La clé du succès, il l’attribue d’abord à RFI, et à «l’esprit service public» d’Appels sur l’actualité. Avant d’ajouter, quand-même, «y être, peut-être, pour quelque chose».
«Ma personnalité, ma façon de mener le débat, d’interrompre et de distribuer la parole sont sans doute appréciées», avoue-t-il.
Camille Deloche, son assistante, insiste sur la qualité des auditeurs:
«Leur curiosité et leur ouverture sur les questions internationales me frappe. Ils connaissent bien mieux la France que nous ne connaissons leurs pays.»
Et de poursuivre:
«Les auditeurs ont l’impression que toute la radio se bouge pour eux. Un journaliste ou un expert de RFI leur répond, en direct, pendant plus de cinq minutes. Ça crée un lien affectif fort.»
Juan Gomez préparant son émission Appels sur l'actualité. © Claire Rainfroy, D.R.
Dès 7h30 du matin, les téléphones commencent à sonner. Le rythme des appels s’accentue à mesure que le direct approche, pour atteindre son paroxysme lorsque Juan Gomez récite de façon quasi-religieuse le numéro du standard à l’antenne.
«Parfois, c’est la folie. Pendant la crise en Côte-d’Ivoire (en 2011, Ndlr), on a reçu un nombre phénoménal d’appels. Dans ces moments là, on se dit que c’est toute l’Afrique qui cherche à nous joindre», souffle Camille Deloche.
«Pas de raisons que ça s’arrête»
Résultat, les messages arrivent chaque jour par centaines. La préparation de l’émission repose sur une mécanique bien huilée. Tous les matins, l’équipe procède minutieusement à l’inspection des messages. Des questions et points de vue éparpillés sur le répondeur, la boîte mail ou encore sur la toute nouvelle page Facebook d’Appels sur l’actualité.
Et parfois, des témoignages incongrus se glissent dans ce flot de messages. Comme cet auditeur, qui écrit:
«Dieu m’a gratifié d’un appareil mobile, je vous en donne le numéro.»
Ou bien un autre, qui demande expressément à RFI de lui «faire parvenir un Iphone», le plus rapidement possible.

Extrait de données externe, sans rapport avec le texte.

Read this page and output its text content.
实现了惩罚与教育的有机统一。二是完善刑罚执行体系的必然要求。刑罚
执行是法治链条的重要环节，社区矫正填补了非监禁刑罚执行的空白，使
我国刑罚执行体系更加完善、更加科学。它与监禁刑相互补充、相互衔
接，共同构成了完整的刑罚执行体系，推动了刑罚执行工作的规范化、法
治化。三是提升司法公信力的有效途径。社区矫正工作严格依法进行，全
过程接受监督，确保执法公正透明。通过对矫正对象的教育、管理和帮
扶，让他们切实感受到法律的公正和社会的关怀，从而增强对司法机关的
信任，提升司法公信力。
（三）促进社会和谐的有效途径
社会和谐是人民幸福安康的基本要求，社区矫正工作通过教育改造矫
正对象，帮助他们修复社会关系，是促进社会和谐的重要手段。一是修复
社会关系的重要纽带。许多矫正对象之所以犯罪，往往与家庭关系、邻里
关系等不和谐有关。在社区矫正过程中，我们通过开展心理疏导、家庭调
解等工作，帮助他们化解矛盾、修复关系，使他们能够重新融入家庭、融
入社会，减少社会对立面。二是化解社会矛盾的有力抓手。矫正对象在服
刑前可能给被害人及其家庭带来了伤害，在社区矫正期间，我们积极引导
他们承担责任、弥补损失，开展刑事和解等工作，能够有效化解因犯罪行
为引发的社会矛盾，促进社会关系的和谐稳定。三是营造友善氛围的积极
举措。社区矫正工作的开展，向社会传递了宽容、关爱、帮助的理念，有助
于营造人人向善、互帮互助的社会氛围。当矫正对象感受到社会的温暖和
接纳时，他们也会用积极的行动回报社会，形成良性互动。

Les anecdotes sur l’émission, Camille Deloche les collectionne depuis neuf ans. Elle se souvient d’un auditeur mauritanien, propriétaire d’une boulangerie à Nouakchott, la capitale du pays. Indisponible à l’heure d’Appels sur l’actualité, ce boulanger s’était plié en quatre pour participer à l’émission.
«Il m’a raconté qu’il avait fermé sa boulangerie le temps de son passage à l’antenne. Il avait écrit sur un petit panneau “fermé pour cause de participation à Appels sur l’actualité. Je serai de retour dans 10 minutes.” C’était très touchant», se remémore celle que les habitués appellent «Madame Camille».
Depuis 1996, date du lancement de l’émission, le concept ne s’est pas essoufflé. Juan Gomez non plus, malgré un rythme effréné. Un emploi du temps qui s’est un peu plus chargé, avec l’arrivée de sa rubrique sur Arte.
Sa nouvelle chronique pour l’émission 28 minutes, lui confère un début de notoriété en France. Sous un tas de feuilles volantes, Juan Gomez dégage un article de presse qui lui est consacré.
«Ça fait toujours plaisir à ma mère», sourit-il.
Tout en gardant un œil sur le fil de dépêches de l’Agence France Presse, l’animateur vedette évoque une éventuelle passation de pouvoir.
«Ça durera le temps que l’émission a de l’impact et que je conserve cette envie», admet-t-il.
Mais que les fidèles se rassurent, le départ de Juan Gomez n’est pas à l’ordre du jour.
«Je garde cette flamme. Il n’y a pas de raisons que ça s’arrête tout de suite», assure l’animateur.
Dans le petit bureau d’Appels sur l’actualité, les sonneries des téléphones n’ont pas fini de résonner.